Она смотрела, как они работают. День постепенно клонился к вечеру, начало смеркаться, потом стало совсем темно. Дождь то прекращался, то начинался снова, земля была мокрая, снопы света от привезенных прожекторов плясали по откосам оврага. Линда старалась никому не мешать и ступала только след в след. Иногда их взгляды, ее и отца, встречались, но он как будто смотрел сквозь нее. Рядом с ним все время была Анн-Бритт Хёглунд. Линда иногда встречала ее после возвращения в Истад, но та ей никогда не нравилась, у нее все время было чувство, что отцу следует ее остерегаться. Анн-Бритт еле поздоровалась с ней, и Линда подумала, что работать рядом с ней будет нелегко. Если ей, конечно, вообще придется с ней работать. Анн-Бритт была следователем, Линда – аспирантом, еще даже и не приступившим к службе. Ей еще не один год отираться среди уличной шпаны, прежде чем можно будет рассчитывать на какую-то специализацию.

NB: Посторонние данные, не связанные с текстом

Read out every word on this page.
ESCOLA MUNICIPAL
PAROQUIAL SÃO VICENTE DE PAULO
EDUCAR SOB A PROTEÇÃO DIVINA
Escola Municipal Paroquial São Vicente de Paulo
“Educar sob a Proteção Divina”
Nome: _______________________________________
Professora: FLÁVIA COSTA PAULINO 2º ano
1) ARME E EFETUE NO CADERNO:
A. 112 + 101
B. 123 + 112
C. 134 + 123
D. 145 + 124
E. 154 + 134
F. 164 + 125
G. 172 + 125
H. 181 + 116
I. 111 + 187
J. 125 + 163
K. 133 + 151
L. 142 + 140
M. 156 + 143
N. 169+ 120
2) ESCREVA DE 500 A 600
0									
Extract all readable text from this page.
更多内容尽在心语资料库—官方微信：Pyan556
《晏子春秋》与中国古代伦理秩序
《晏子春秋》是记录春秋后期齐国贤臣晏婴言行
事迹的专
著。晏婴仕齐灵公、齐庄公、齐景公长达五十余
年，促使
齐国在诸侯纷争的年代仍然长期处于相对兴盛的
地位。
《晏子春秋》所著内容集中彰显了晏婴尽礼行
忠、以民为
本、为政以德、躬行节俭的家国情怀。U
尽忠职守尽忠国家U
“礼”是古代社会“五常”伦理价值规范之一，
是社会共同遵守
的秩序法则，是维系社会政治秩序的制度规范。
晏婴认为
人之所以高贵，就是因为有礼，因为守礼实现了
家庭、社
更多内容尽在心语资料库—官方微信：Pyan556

Она внимательно смотрела за работой. Они умудрялись сохранять порядок, дисциплину и тщательность на самой грани хаоса. Иногда кто-то начинал кричать, главным образом озлобленный Нюберг, он клял на чем свет стоит всех и каждого – за то, что не смотрят, куда ноги ставят. После трех часов работы голову и руки вынесли из хижины в запаянных пластиковых пакетах. Все замерли и только следили, как зловещий груз несут к машине. Сквозь толстый пластик все равно угадывались контуры рук и головы Биргитты Медберг.

Потом, словно очнувшись, все снова принялись за работу. Нюберг со своими помощниками ползал по земле, кто-то спиливал ветки и молодую поросль, кто-то возился с забарахлившим вдруг генератором, все время звонили телефоны, и посреди всей этой суеты стоял ее отец, совершенно неподвижно, как будто связанный невидимой веревкой. Линде стало его жалко. Мало того, что он совершенно одинок, он еще должен все время отвечать на непрерывные вопросы, и к тому же на нем лежит ответственность за правильно проведенный осмотр места преступления. Сомневающийся канатоходец, подумала Линда. Именно так я его и вижу – сомневающийся полицейский канатоходец, которому надо похудеть и вылечиться от одиночества.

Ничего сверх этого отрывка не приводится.